When you think you’ve heard it all, remember that the cryptoverse is always out to surprise you in the least expected way. In an interview with news outlet Financial Times, the founder of failed initial coin offering (ICO) Sponsy blames it all on the nitpicky world of legalities and people wanting to see a working product before investing. Now, they have to sell their whole project and idea on eBay for the price of USD 60,000.
Lawyers Are a No-No If You Want to Raise Money… Or Something
If you think this is the weirdest thing you’ve heard - and if you still can’t wrap your head around it - you’re in for a treat, because that’s far from the only strange thing you’ll read today. When Financial Times talked to Ivan Komar, Belarus-based founder of now-defunct blockchain platform that was going to help sponsors engage with their clients, he pinpointed the exact place they went wrong and never sold a single token: “We hired a lawyer and that was a big mistake for us. Because our lawyer basically told us that we should not launch any ICO before we built a real product that might have some users. And I asked him why, because I saw so many ICOs out there who did not have any idea for any product, yet they managed to raise tens of millions of dollars.”
This cardinal sin is what they would attempt to evade, if they could go back in time and start it all over again, because had they attempted to start the ICO two years ago - at Komar’s age of 19 - the “crypto craze bandwagon” would’ve been enough to propel them into the stratosphere. Due to their lawyer’s advice, however, they waited until the summer of 2018 and that was their biggest mistake. They wouldn’t have tried to have a working product first, he says, instead they’d have gone for an ICO as soon as possible since that’s “exactly what others were doing.” Alas, it was not meant to be.
The Tragic Ending that Saw Sponsy in a Graveyard… on eBay
Now that the potential millions of dollars that people were just begging to give to them and their project are out of the question, they’re hoping to settle for a mere five-digit amount through online marketplace eBay - going even further to prove that you can list pretty much anything for sale there. USD 60,000 is a steal for such a project, Komar argued to news outlet Zero Hedge, adding that it is worth at least USD 200,000. “Sponsy Blockchain Project For Sale (mobile app, web app, MVP developed)” reads the somewhat sad listing that currently has no bids and no watchers with only three days left.
Although not mentioned in the title, the package also contains a “full set of investment documents” that are “designed and approved by investment bankers.” Which ones, you may ask?
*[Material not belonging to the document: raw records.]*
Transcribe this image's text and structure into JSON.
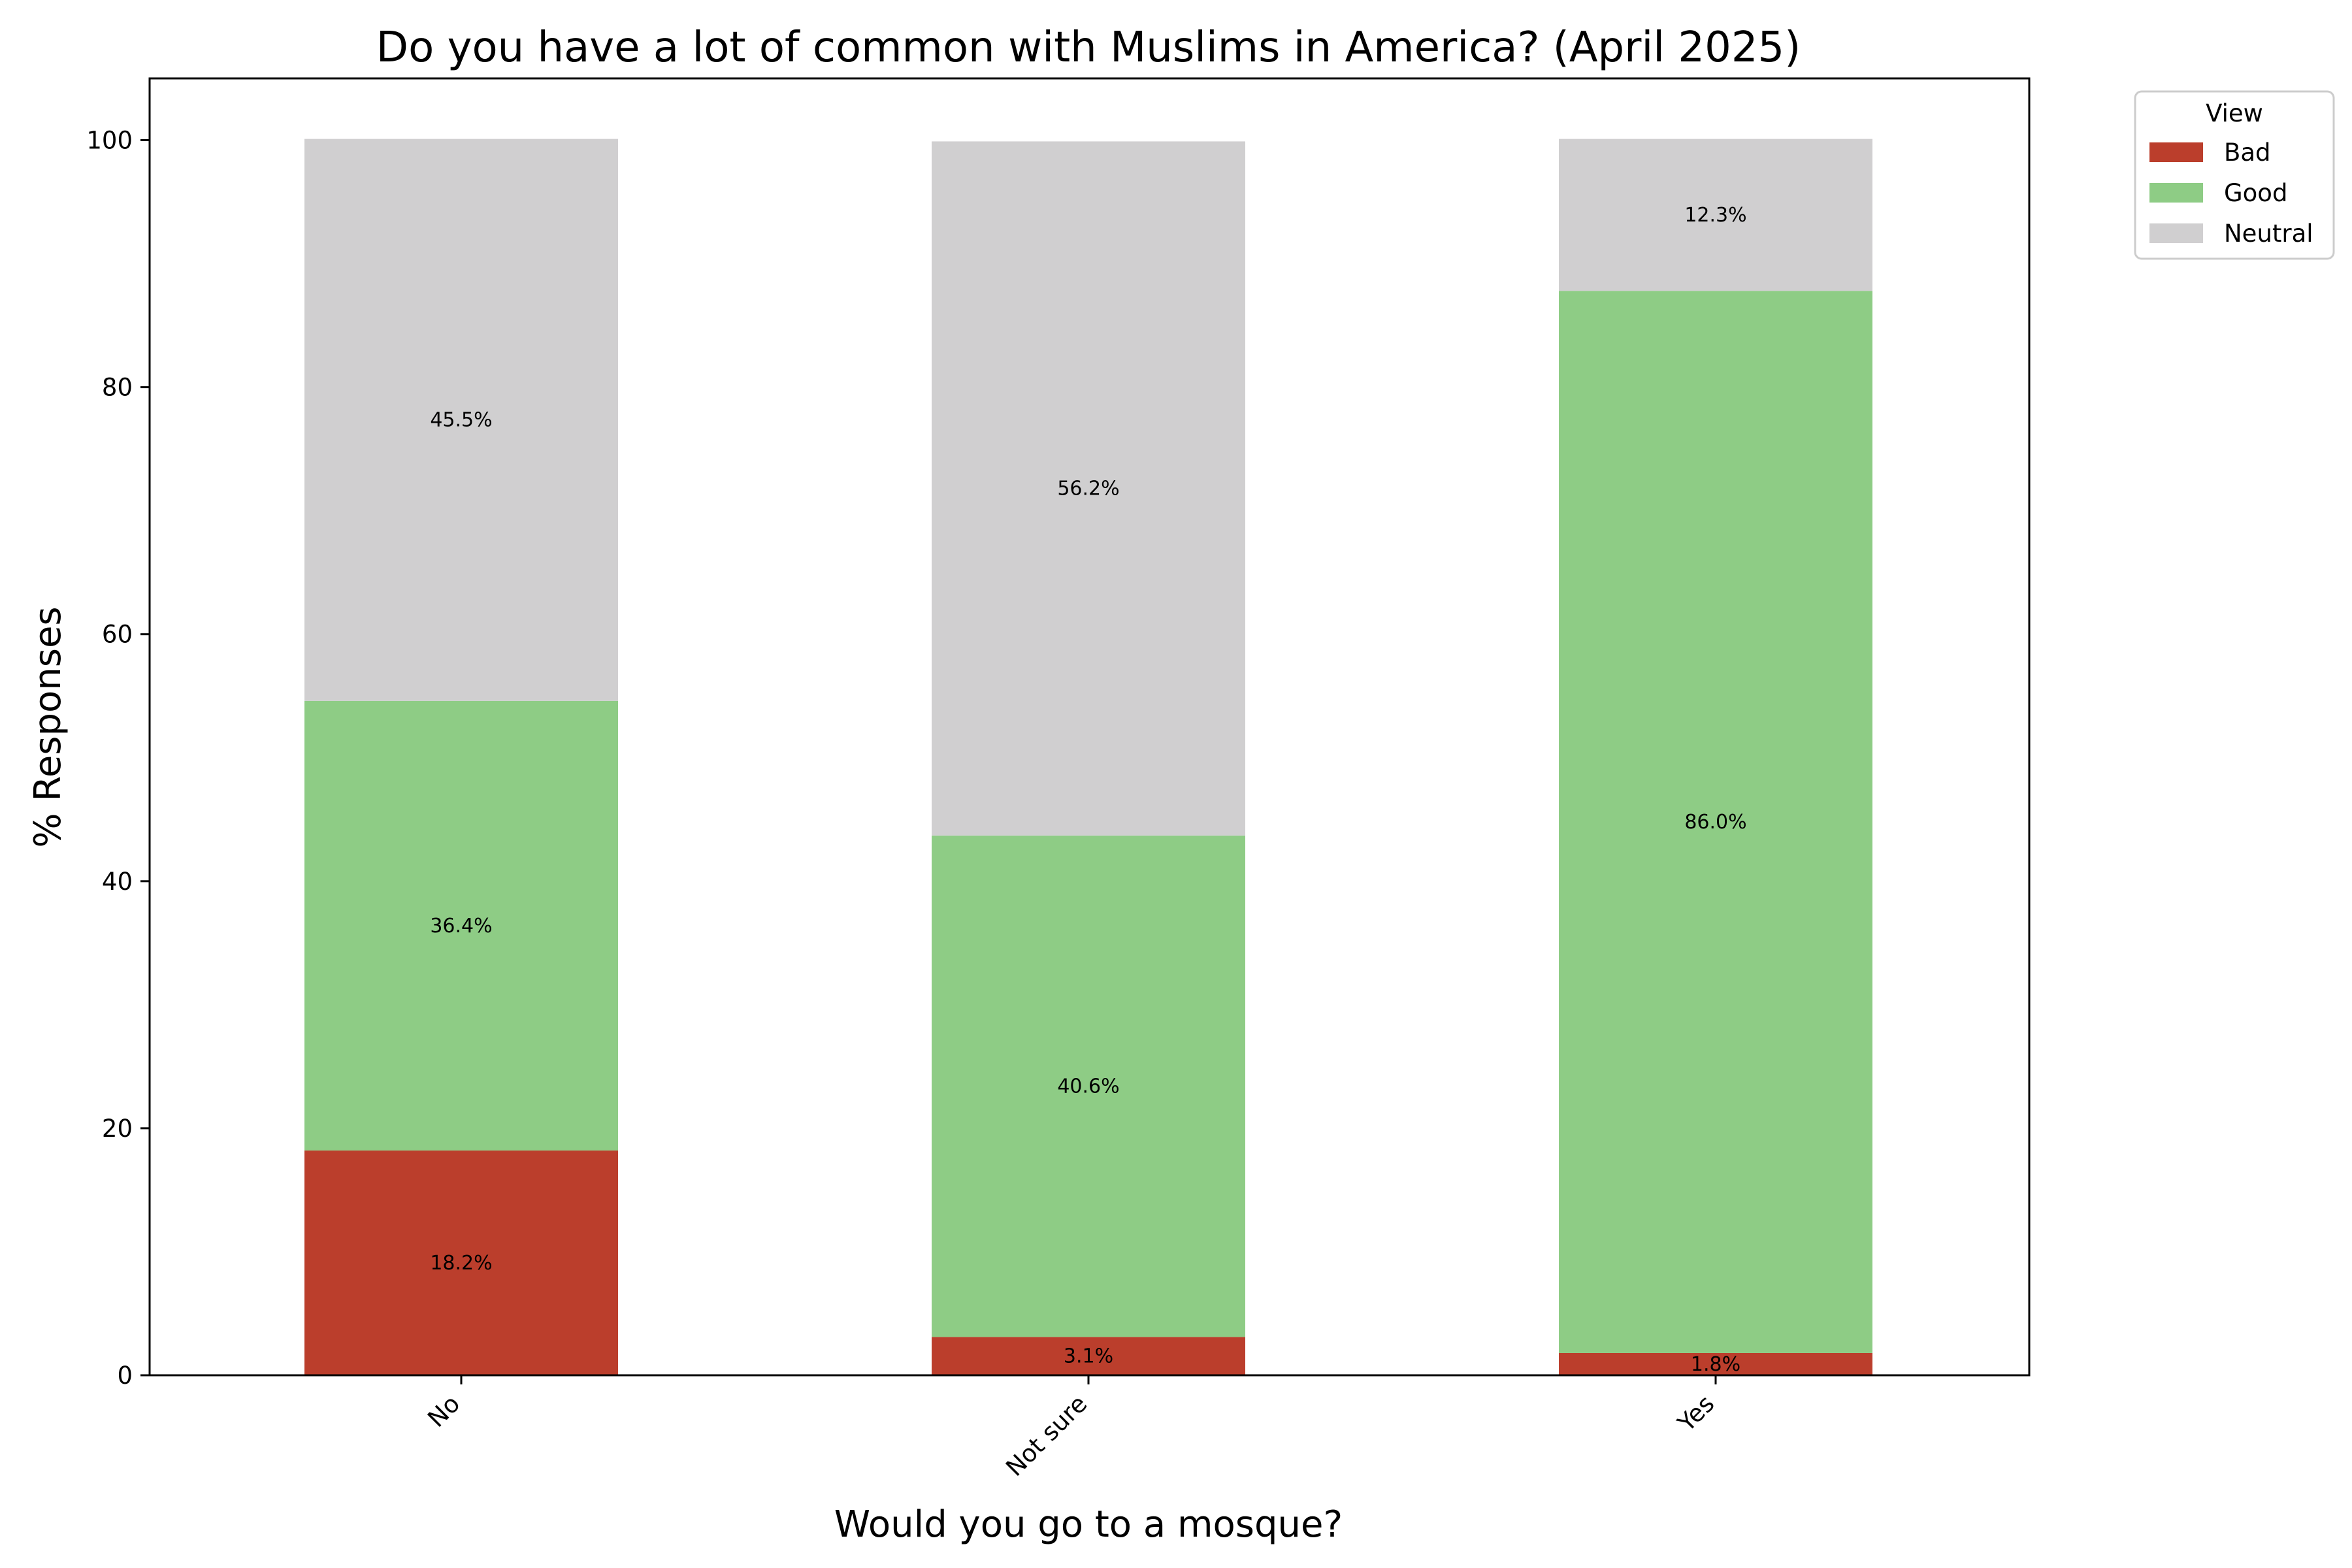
{
  "chart_data": {
    "type": "bar",
    "stacked": true,
    "title": "Do you have a lot of common with Muslims in America? (April 2025)",
    "xlabel": "Would you go to a mosque?",
    "ylabel": "% Responses",
    "categories": [
      "No",
      "Not sure",
      "Yes"
    ],
    "ylim": [
      0,
      105
    ],
    "yticks": [
      0,
      20,
      40,
      60,
      80,
      100
    ],
    "grid": false,
    "legend": {
      "title": "View",
      "placement": "outside top-right"
    },
    "series": [
      {
        "name": "Bad",
        "color": "#bb3e2c",
        "values": [
          18.2,
          3.1,
          1.8
        ],
        "labels": [
          "18.2%",
          "3.1%",
          "1.8%"
        ]
      },
      {
        "name": "Good",
        "color": "#8ecc85",
        "values": [
          36.4,
          40.6,
          86.0
        ],
        "labels": [
          "36.4%",
          "40.6%",
          "86.0%"
        ]
      },
      {
        "name": "Neutral",
        "color": "#d0cfd0",
        "values": [
          45.5,
          56.2,
          12.3
        ],
        "labels": [
          "45.5%",
          "56.2%",
          "12.3%"
        ]
      }
    ]
  }
}
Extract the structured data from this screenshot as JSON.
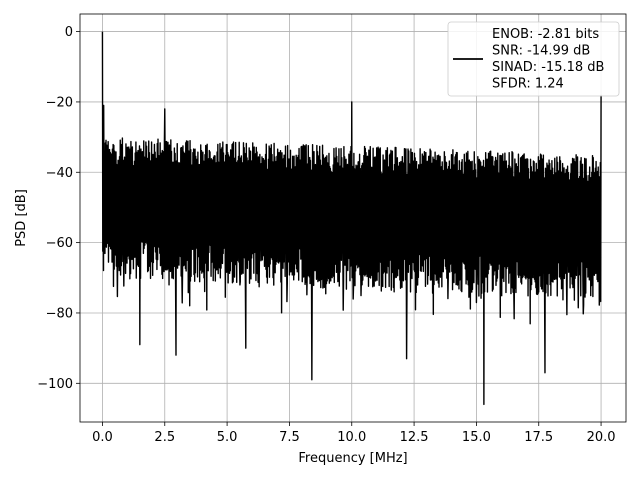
{
  "chart_data": {
    "type": "line",
    "xlabel": "Frequency [MHz]",
    "ylabel": "PSD [dB]",
    "xlim": [
      -0.9,
      21.0
    ],
    "ylim": [
      -111,
      5
    ],
    "x_ticks": [
      0.0,
      2.5,
      5.0,
      7.5,
      10.0,
      12.5,
      15.0,
      17.5,
      20.0
    ],
    "x_tick_labels": [
      "0.0",
      "2.5",
      "5.0",
      "7.5",
      "10.0",
      "12.5",
      "15.0",
      "17.5",
      "20.0"
    ],
    "y_ticks": [
      0,
      -20,
      -40,
      -60,
      -80,
      -100
    ],
    "y_tick_labels": [
      "0",
      "−20",
      "−40",
      "−60",
      "−80",
      "−100"
    ],
    "grid": true,
    "legend_position": "top-right",
    "series": [
      {
        "name": "ENOB: -2.81 bits\nSNR: -14.99 dB\nSINAD: -15.18 dB\nSFDR: 1.24",
        "color": "#000000",
        "x_range": [
          0.0,
          20.0
        ],
        "noise_floor_upper_db": [
          -30,
          -35
        ],
        "noise_floor_lower_db": [
          -70,
          -77
        ],
        "spurs": [
          {
            "x": 0.0,
            "y": 0
          },
          {
            "x": 0.05,
            "y": -21
          },
          {
            "x": 2.5,
            "y": -22
          },
          {
            "x": 10.0,
            "y": -20
          },
          {
            "x": 20.0,
            "y": -18
          },
          {
            "x": 8.4,
            "y": -99
          },
          {
            "x": 15.3,
            "y": -106
          },
          {
            "x": 17.75,
            "y": -97
          },
          {
            "x": 12.2,
            "y": -93
          },
          {
            "x": 2.95,
            "y": -92
          },
          {
            "x": 5.75,
            "y": -90
          },
          {
            "x": 1.5,
            "y": -89
          }
        ]
      }
    ]
  }
}
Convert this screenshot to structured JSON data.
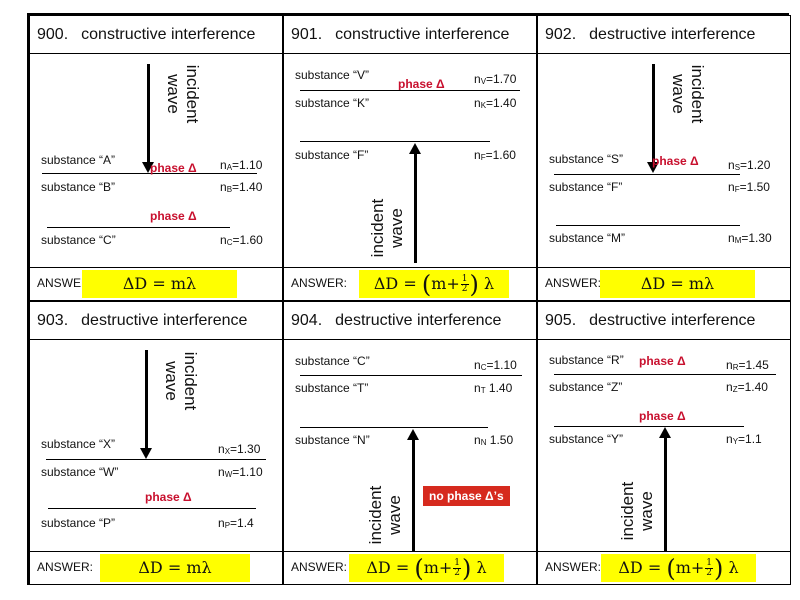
{
  "answer_label": "ANSWER:",
  "answer_label_truncated": "ANSWEF",
  "incident_wave": [
    "incident",
    "wave"
  ],
  "colors": {
    "answer_highlight": "#ffff00",
    "phase_text": "#c8102e",
    "no_phase_bg": "#d62a1e"
  },
  "panels": [
    {
      "number": "900.",
      "title": "constructive interference",
      "answer_formula": "ΔD = mλ",
      "substances": [
        {
          "name": "substance “A”",
          "n_symbol": "n",
          "n_subscript": "A",
          "n_value": "=1.10"
        },
        {
          "name": "substance “B”",
          "n_symbol": "n",
          "n_subscript": "B",
          "n_value": "=1.40"
        },
        {
          "name": "substance “C”",
          "n_symbol": "n",
          "n_subscript": "C",
          "n_value": "=1.60"
        }
      ],
      "phase_labels": [
        "phase Δ",
        "phase Δ"
      ]
    },
    {
      "number": "901.",
      "title": "constructive interference",
      "answer_formula": {
        "lhs": "ΔD = ",
        "m": "m+",
        "num": "1",
        "den": "2",
        "lambda": "λ"
      },
      "substances": [
        {
          "name": "substance “V”",
          "n_symbol": "n",
          "n_subscript": "V",
          "n_value": "=1.70"
        },
        {
          "name": "substance “K”",
          "n_symbol": "n",
          "n_subscript": "K",
          "n_value": "=1.40"
        },
        {
          "name": "substance “F”",
          "n_symbol": "n",
          "n_subscript": "F",
          "n_value": "=1.60"
        }
      ],
      "phase_labels": [
        "phase Δ"
      ]
    },
    {
      "number": "902.",
      "title": "destructive interference",
      "answer_formula": "ΔD = mλ",
      "substances": [
        {
          "name": "substance “S”",
          "n_symbol": "n",
          "n_subscript": "S",
          "n_value": "=1.20"
        },
        {
          "name": "substance “F”",
          "n_symbol": "n",
          "n_subscript": "F",
          "n_value": "=1.50"
        },
        {
          "name": "substance “M”",
          "n_symbol": "n",
          "n_subscript": "M",
          "n_value": "=1.30"
        }
      ],
      "phase_labels": [
        "phase Δ"
      ]
    },
    {
      "number": "903.",
      "title": "destructive interference",
      "answer_formula": "ΔD = mλ",
      "substances": [
        {
          "name": "substance “X”",
          "n_symbol": "n",
          "n_subscript": "X",
          "n_value": "=1.30"
        },
        {
          "name": "substance “W”",
          "n_symbol": "n",
          "n_subscript": "W",
          "n_value": "=1.10"
        },
        {
          "name": "substance “P”",
          "n_symbol": "n",
          "n_subscript": "P",
          "n_value": "=1.4"
        }
      ],
      "phase_labels": [
        "phase Δ"
      ]
    },
    {
      "number": "904.",
      "title": "destructive interference",
      "answer_formula": {
        "lhs": "ΔD = ",
        "m": "m+",
        "num": "1",
        "den": "2",
        "lambda": "λ"
      },
      "substances": [
        {
          "name": "substance “C”",
          "n_symbol": "n",
          "n_subscript": "C",
          "n_value": "=1.10"
        },
        {
          "name": "substance “T”",
          "n_symbol": "n",
          "n_subscript": "T",
          "n_value": " 1.40"
        },
        {
          "name": "substance “N”",
          "n_symbol": "n",
          "n_subscript": "N",
          "n_value": " 1.50"
        }
      ],
      "phase_labels": [],
      "no_phase_label": "no phase Δ’s"
    },
    {
      "number": "905.",
      "title": "destructive interference",
      "answer_formula": {
        "lhs": "ΔD = ",
        "m": "m+",
        "num": "1",
        "den": "2",
        "lambda": "λ"
      },
      "substances": [
        {
          "name": "substance “R”",
          "n_symbol": "n",
          "n_subscript": "R",
          "n_value": "=1.45"
        },
        {
          "name": "substance “Z”",
          "n_symbol": "n",
          "n_subscript": "Z",
          "n_value": "=1.40"
        },
        {
          "name": "substance “Y”",
          "n_symbol": "n",
          "n_subscript": "Y",
          "n_value": "=1.1"
        }
      ],
      "phase_labels": [
        "phase Δ",
        "phase Δ"
      ]
    }
  ]
}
Komar, shockingly, reveals: “‘Approved’ might be a huge word for it. It might be some kind of exaggeration. We did have a law firm based in the UK that ran some sort of audit of our project, and it ranked it, and the rank that we got was pretty high and the risk we got was pretty low. This was an audit by a British firm. This couldn’t be called a fully fledged investment banking audit, it’s just some firm that was considering investing in crypto.”
But blockchain is the new solution for everything!
Maybe… but not for Sponsy. As Komar admits to Zero Hedge, the project never even needed blockchain to work. “The core business model would run just as well in the centralised world without any tokens or crypto or blockchain... They can easily eliminate the crypto functionality out of this. The core component is a platform — it doesn’t require any crypto or blockchain component to work. Just a typical, centralised server.”
The situation brings both the cryptoverse and haters together through laughter
No matter how much you’d defend blockchain and crypto, even to death, you probably can’t help but realize the absurdity of the situation. You’re not the only one there. “‘We hired a lawyer and that was a big mistake for us.’ - The Onion [an American satirical website] could not have come up with a better quote to summarize the ICO craze,” reads one comment on the Financial Times piece. Others remember that April 1st is less than a week away: “For a minute I thought you'd posted a week early. Just the name 'Sponsy' on its own is priceless!” writes another poster.
And, to summarize the silliness, another commenter says, “I am sorely tempted to offer him ten shekels, solely to excite Mr Komar's wrath. On the other hand, he might accept that offer, leaving me a tiny bit poorer.”